Can't wait for that article, Adam.
- the article does state that you need a valid XP install media - meaning, that you should have a Windows XP license with it. Say, the one that came with the computer you converted to Linux... Moreover, if you happen to install an 'update' version of Windows, you lose the right to install both the older and newer OS on the machine (check EULA) - so you'd need to spring for a 'full' version of either. Linux has no EULA (only the GPL, which essentially says 'use at will') so you can use the former OEM OS (presumably Win XP - lower-end Vista have EULA limitations) in a VM, IF KEPT ON THAT 'REAL' MACHINE.
- DirectX acceleration is available in VirtualBox (this is not the case with VirtualPC), but it is experimental. Essentially, it creates an OpenGL context on the host OS (Linux or Windows), a virtual 3D device on the guest OS, provides a DirectX to OpenGL translator and a WGL to XGL passthrough (think Wine) - giving the guest OS accelerated OpenGL and DirectX capabilities. Note that currently, the OpenGL option is considered more stable than DirectX, because like Wine's WGL to XGL passthrough driver, there's (almost) no code translation required. As far as I know, there is no passthrough option available for DirectX (thus Windows on Windows has no advantage over windows on Linux - it's even worse, due to Windows on Linux making use of Linux's much faster I/O capabilities - my test results, not mine).
- The vbox 'CPU cores' options defines how many cores are emulated on the host; as far as I know, vbox ain't multithreaded yet. Think SMP emulation for the host. You should also enable IO APIC emulation with it, and this may be unstable in WinXP.
About .tar.gz packages: they can contain both binaries and source code; thing is, in Linux, it's often more practical to ship source code and make the user compile it, but the user has to know which is what. If we take Skype's example, there are two .tar.gz available: the 'dynamic' one will make use of local libraries already installed on your machine (mainly Qt), the 'static' is a complete package that doesn't require any extra install (but is a much bigger download). On Xvid's page though, the .tar.gz package only contains source code; you have to enter the directory that contains the UNIX-like source, and do 'magic':
./configure --help ## that parses the 'configure' script and recaps default compilation and install settings. Read it thoroughly. Don't forget the './', required to run the local version; otherwise, Linux will default to 'configure' located in /usr/bin, which is NOT the same.

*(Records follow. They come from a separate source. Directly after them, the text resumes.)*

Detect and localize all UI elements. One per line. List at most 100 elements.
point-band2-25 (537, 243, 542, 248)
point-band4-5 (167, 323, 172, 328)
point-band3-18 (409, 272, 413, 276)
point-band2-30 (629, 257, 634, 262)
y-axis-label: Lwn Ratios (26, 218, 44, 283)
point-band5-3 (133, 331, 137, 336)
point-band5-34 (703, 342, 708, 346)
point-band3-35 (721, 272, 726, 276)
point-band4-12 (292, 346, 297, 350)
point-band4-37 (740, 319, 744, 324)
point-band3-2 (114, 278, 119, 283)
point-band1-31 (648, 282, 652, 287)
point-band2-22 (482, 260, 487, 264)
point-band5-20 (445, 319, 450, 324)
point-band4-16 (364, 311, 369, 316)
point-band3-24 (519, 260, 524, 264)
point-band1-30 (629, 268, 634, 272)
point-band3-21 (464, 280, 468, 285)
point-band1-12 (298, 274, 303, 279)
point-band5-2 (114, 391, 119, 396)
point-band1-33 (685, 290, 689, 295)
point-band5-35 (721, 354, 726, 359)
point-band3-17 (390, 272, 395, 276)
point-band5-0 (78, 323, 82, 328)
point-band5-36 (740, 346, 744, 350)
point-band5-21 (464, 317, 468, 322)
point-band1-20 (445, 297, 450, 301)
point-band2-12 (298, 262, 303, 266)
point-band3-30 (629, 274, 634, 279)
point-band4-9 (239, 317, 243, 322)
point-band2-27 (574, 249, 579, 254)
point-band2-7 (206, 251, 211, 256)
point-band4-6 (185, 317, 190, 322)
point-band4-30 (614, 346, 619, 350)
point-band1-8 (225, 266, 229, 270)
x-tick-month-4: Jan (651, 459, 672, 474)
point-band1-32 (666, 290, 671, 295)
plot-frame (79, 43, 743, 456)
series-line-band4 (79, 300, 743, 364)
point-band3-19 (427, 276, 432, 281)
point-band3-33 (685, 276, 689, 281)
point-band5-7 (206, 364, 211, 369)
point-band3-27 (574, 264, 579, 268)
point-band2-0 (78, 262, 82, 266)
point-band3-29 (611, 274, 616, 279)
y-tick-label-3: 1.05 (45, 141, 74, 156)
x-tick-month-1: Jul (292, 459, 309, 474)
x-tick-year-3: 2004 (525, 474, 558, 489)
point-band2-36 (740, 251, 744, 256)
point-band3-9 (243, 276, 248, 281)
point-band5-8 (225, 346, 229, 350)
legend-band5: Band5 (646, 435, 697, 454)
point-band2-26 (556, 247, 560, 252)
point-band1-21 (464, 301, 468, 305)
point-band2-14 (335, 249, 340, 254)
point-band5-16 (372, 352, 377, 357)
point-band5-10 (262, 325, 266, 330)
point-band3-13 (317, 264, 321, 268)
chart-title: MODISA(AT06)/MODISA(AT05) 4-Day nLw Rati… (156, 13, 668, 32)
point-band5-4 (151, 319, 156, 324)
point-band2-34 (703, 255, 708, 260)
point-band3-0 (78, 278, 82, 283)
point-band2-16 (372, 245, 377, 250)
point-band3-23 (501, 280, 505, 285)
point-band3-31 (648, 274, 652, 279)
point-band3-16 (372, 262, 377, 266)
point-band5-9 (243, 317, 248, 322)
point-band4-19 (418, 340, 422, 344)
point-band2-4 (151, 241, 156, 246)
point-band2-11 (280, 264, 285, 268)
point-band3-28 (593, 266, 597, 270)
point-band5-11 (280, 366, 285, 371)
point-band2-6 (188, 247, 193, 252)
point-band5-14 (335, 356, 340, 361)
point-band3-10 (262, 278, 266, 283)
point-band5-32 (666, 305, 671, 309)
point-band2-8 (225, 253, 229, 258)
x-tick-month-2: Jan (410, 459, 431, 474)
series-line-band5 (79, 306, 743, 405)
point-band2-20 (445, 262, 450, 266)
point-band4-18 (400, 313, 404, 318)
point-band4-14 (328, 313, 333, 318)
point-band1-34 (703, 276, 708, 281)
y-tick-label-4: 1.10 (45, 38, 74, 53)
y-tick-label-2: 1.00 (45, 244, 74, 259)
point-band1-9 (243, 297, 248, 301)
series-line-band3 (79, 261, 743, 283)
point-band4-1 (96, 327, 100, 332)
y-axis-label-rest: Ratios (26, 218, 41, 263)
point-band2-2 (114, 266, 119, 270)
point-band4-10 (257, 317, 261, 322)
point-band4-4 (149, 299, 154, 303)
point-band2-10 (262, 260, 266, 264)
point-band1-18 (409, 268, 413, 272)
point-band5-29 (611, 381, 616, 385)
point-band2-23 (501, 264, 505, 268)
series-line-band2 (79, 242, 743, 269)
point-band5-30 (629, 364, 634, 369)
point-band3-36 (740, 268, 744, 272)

./configure ## that checks for dependencies on the system and prepares the build; if it can't find a compiler or any other required dependency it'll abort: install GCC and whatever library is missing (you may need the -dev or -devel package). If it can't find NASM, an assembly optimizer, it'll revert to slow 'pure C' implementation - and say so. Thus, read ./configure's output. Install optional dependencies for those features you need. You may need to pass options defined in the --help.
make ## that will actually start the compile job, according to the last ./configure run (some will actually run configure with default settings first; it is also possible that there is no ./configure script). It should take a few minutes depending on how fast your processor is.
make install ## to be run as root. Will add libraries and binaries in default paths on your system, overwriting existing files. If run as user, will probably fail. You may run into dependency hell if you overwrite existing critical files.
For actual, package-dependent instructions, read the README files that are found inside the package. Most will sum up the above, others may give different instructions.
Some packages (mainly daily builds) will actually require tools like 'automake' that parse the current source files, create a ./configure script and run it.